Intrigué par cette couverture bien sombre, la lecture commence et si la surprise n'a pas concerné la qualité de l'oeuvre, son genre est terriblement poignant, perturbant même pétrifiant. Le "public averti" assigné à l'édition française est justifiée:
Le champ de l'arc-en-ciel est narré comme aime le faire Inio Asano, on suit l'histoire à travers le point de vue et les souvenirs de plusieurs personnages tous plus ou moins liés. Ils sont ici nombreux et ont tous leur part d'ombre, répugnante sans aucun doute. Leurs sentiments sont montrés crument, sans aucun détour même dans leur intimité.
Le rêve fait parti intégrante de l'histoire rendant la narration fragile, c'est au lecteur de parvenir à faire la distinction entre rêves et réalité.
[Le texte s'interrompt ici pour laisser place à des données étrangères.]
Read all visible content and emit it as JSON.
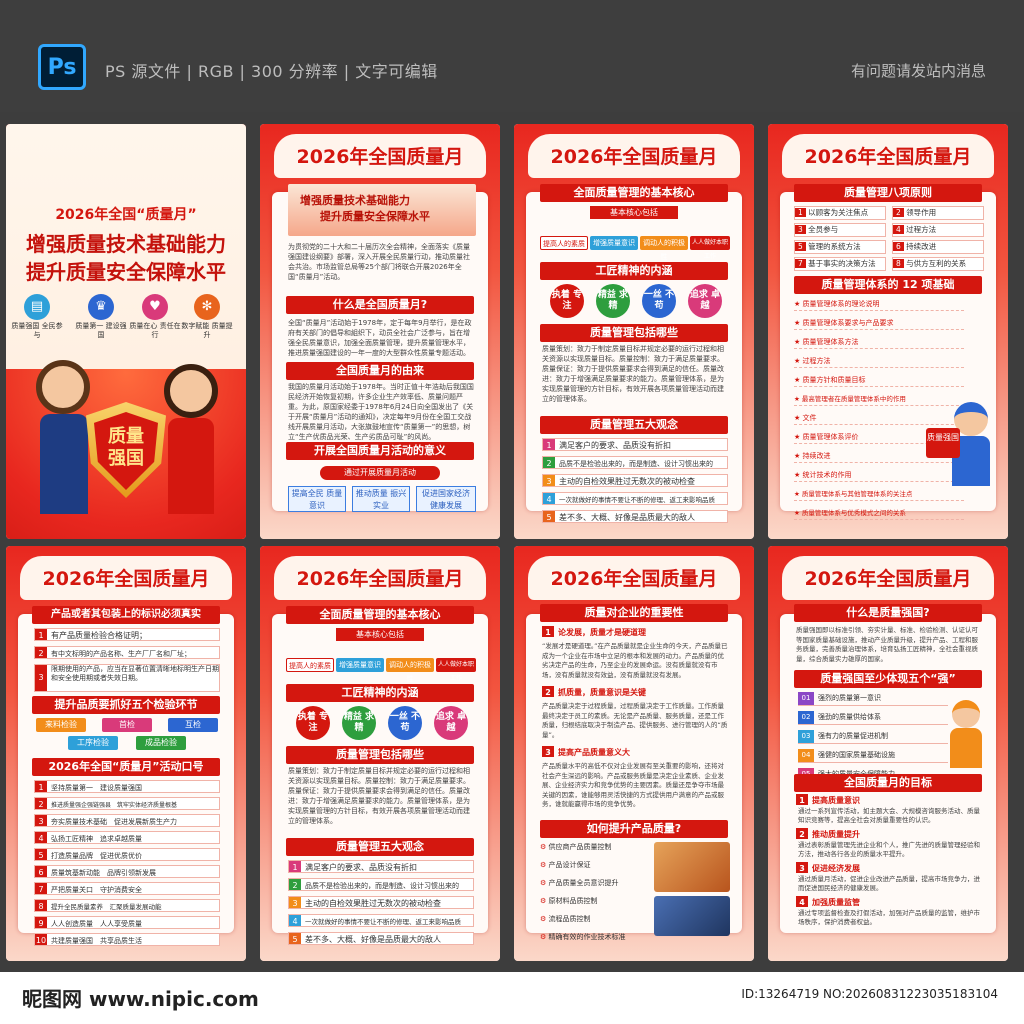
{
  "header": {
    "app_icon_label": "Ps",
    "info": "PS 源文件 | RGB | 300 分辨率 | 文字可编辑",
    "notice": "有问题请发站内消息"
  },
  "footer": {
    "site": "昵图网 www.nipic.com",
    "id": "ID:13264719 NO:20260831223035183104"
  },
  "colors": {
    "brand_red": "#d4170f",
    "ps_blue": "#31a8ff"
  },
  "panel_title": "2026年全国质量月",
  "cover": {
    "line1": "2026年全国“质量月”",
    "line2": "增强质量技术基础能力",
    "line3": "提升质量安全保障水平",
    "icons": [
      {
        "icon": "book-icon",
        "label": "质量强国 全民参与"
      },
      {
        "icon": "trophy-icon",
        "label": "质量第一 建设强国"
      },
      {
        "icon": "heart-icon",
        "label": "质量在心 责任在行"
      },
      {
        "icon": "atom-icon",
        "label": "数字赋能 质量提升"
      }
    ],
    "shield": "质量强国"
  },
  "p2": {
    "banner1": "增强质量技术基础能力",
    "banner2": "提升质量安全保障水平",
    "intro": "为贯彻党的二十大和二十届历次全会精神，全面落实《质量强国建设纲要》部署，深入开展全民质量行动，推动质量社会共治。市场监管总局等25个部门将联合开展2026年全国“质量月”活动。",
    "h1": "什么是全国质量月?",
    "t1": "全国“质量月”活动始于1978年，定于每年9月举行，是在政府有关部门的倡导和組织下，动员全社会广泛参与，旨在增强全民质量意识，加强全面质量管理，提升质量管理水平，推进质量强国建设的一年一度的大型群众性质量专题活动。",
    "h2": "全国质量月的由来",
    "t2": "我国的质量月活动始于1978年。当时正值十年浩劫后我国国民经济开始恢复初期，许多企业生产效率低、质量问题严重。为此，原国家经委于1978年6月24日向全国发出了《关于开展“质量月”活动的通知》，决定每年9月份在全国工交战线开展质量月活动，大张旗鼓地宣传“质量第一”的思想，树立“生产优质品光荣、生产劣质品可耻”的风尚。",
    "h3": "开展全国质量月活动的意义",
    "sub": "通过开展质量月活动",
    "boxes": [
      "提高全民 质量意识",
      "推动质量 振兴实业",
      "促进国家经济 健康发展"
    ]
  },
  "p3": {
    "h1": "全面质量管理的基本核心",
    "core": "基本核心包括",
    "cores": [
      "提高人的素质",
      "增强质量意识",
      "调动人的积极性",
      "人人做好本职工作"
    ],
    "h2": "工匠精神的内涵",
    "circles": [
      "执着 专注",
      "精益 求精",
      "一丝 不苟",
      "追求 卓越"
    ],
    "h3": "质量管理包括哪些",
    "mgmt": "质量策划：致力于制定质量目标并规定必要的运行过程和相关资源以实现质量目标。质量控制：致力于满足质量要求。质量保证：致力于提供质量要求会得到满足的信任。质量改进：致力于增强满足质量要求的能力。质量管理体系，是为实现质量管理的方针目标，有效开展各项质量管理活动而建立的管理体系。",
    "h4": "质量管理五大观念",
    "five": [
      "满足客户的要求、品质没有折扣",
      "品质不是检验出来的，而是制造、设计习惯出来的",
      "主动的自检效果胜过无数次的被动检查",
      "一次就做好的事情不要让不断的修理、返工来影响品质",
      "差不多、大概、好像是品质最大的敌人"
    ]
  },
  "p4": {
    "h1": "质量管理八项原则",
    "eight": [
      "以顾客为关注焦点",
      "领导作用",
      "全员参与",
      "过程方法",
      "管理的系统方法",
      "持续改进",
      "基于事实的决策方法",
      "与供方互利的关系"
    ],
    "h2": "质量管理体系的 12 项基础",
    "twelve": [
      "质量管理体系的理论说明",
      "质量管理体系要求与产品要求",
      "质量管理体系方法",
      "过程方法",
      "质量方针和质量目标",
      "最高管理者在质量管理体系中的作用",
      "文件",
      "质量管理体系评价",
      "持续改进",
      "统计技术的作用",
      "质量管理体系与其他管理体系的关注点",
      "质量管理体系与优秀模式之间的关系"
    ],
    "badge": "质量强国"
  },
  "p5": {
    "h1": "产品或者其包装上的标识必须真实",
    "marks": [
      "有产品质量检验合格证明；",
      "有中文标明的产品名称、生产厂厂名和厂址；",
      "限期使用的产品，应当在显著位置清晰地标明生产日期和安全使用期或者失效日期。"
    ],
    "h2": "提升品质要抓好五个检验环节",
    "checks": [
      "来料检验",
      "首检",
      "互检",
      "工序检验",
      "成品检验"
    ],
    "h3": "2026年全国“质量月”活动口号",
    "slogans": [
      "坚持质量第一　建设质量强国",
      "推进质量强企强链强县　筑牢实体经济质量根基",
      "夯实质量技术基础　促进发展新质生产力",
      "弘扬工匠精神　追求卓越质量",
      "打造质量品牌　促进优质优价",
      "质量筑基新动能　品牌引领新发展",
      "严把质量关口　守护消费安全",
      "提升全民质量素养　汇聚质量发展动能",
      "人人创造质量　人人享受质量",
      "共建质量强国　共享品质生活"
    ]
  },
  "p7": {
    "h1": "质量对企业的重要性",
    "s1": "论发展，质量才是硬道理",
    "t1": "“发展才是硬道理。”在产品质量就是企业生命的今天，产品质量已成为一个企业在市场中立足的根本和发展的动力。产品质量的优劣决定产品的生命，乃至企业的发展命运。没有质量就没有市场，没有质量就没有效益，没有质量就没有发展。",
    "s2": "抓质量，质量意识是关键",
    "t2": "产品质量决定于过程质量，过程质量决定于工作质量。工作质量最终决定于员工的素质。无论是产品质量、服务质量，还是工作质量，归根结底取决于制造产品、提供服务、进行管理的人的“质量”。",
    "s3": "提高产品质量意义大",
    "t3": "产品质量水平的高低不仅对企业发展有至关重要的影响，还将对社会产生深远的影响。产品或服务质量是决定企业素质、企业发展、企业经济实力和竞争优势的主要因素。质量还是争夺市场最关键的因素，谁能够用灵活快捷的方式提供用户满意的产品或服务，谁就能赢得市场的竞争优势。",
    "h2": "如何提升产品质量?",
    "ways": [
      "供应商产品质量控制",
      "产品设计保证",
      "产品质量全员意识提升",
      "原材料品质控制",
      "流程品质控制",
      "精确有效的作业技术标准"
    ]
  },
  "p8": {
    "h1": "什么是质量强国?",
    "t1": "质量强国即以标准引领、夯实计量、标准、检验检测、认证认可等国家质量基础设施，推动产业质量升级，提升产品、工程和服务质量，完善质量治理体系，培育弘扬工匠精神，全社会重视质量，综合质量实力雄厚的国家。",
    "h2": "质量强国至少体现五个“强”",
    "five": [
      {
        "n": "01",
        "t": "强烈的质量第一意识"
      },
      {
        "n": "02",
        "t": "强劲的质量供给体系"
      },
      {
        "n": "03",
        "t": "强有力的质量促进机制"
      },
      {
        "n": "04",
        "t": "强健的国家质量基础设施"
      },
      {
        "n": "05",
        "t": "强大的质量安全保障能力"
      }
    ],
    "h3": "全国质量月的目标",
    "goals": [
      {
        "h": "提高质量意识",
        "t": "通过一系列宣传活动，如主题大会、大规模咨询服务活动、质量知识竞赛等，提高全社会对质量重要性的认识。"
      },
      {
        "h": "推动质量提升",
        "t": "通过表彰质量管理先进企业和个人，推广先进的质量管理经验和方法，推动各行各业的质量水平提升。"
      },
      {
        "h": "促进经济发展",
        "t": "通过质量月活动，促进企业改进产品质量，提高市场竞争力，进而促进国民经济的健康发展。"
      },
      {
        "h": "加强质量监管",
        "t": "通过专项监督检查及打假活动，加强对产品质量的监管，维护市场秩序，保护消费者权益。"
      }
    ]
  }
}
Cette fragilité est accentuée par les non-dits fréquents, la lecture nécessite une attention particulière, la relecture est indispensable. Les mots ne sont pas seuls maîtres de l'histoire, une planche, une case peuvent laisser entendre beaucoup plus de choses. Être capable de lier les différents évènements de ce qui n'est finalement qu'un incroyable puzzle.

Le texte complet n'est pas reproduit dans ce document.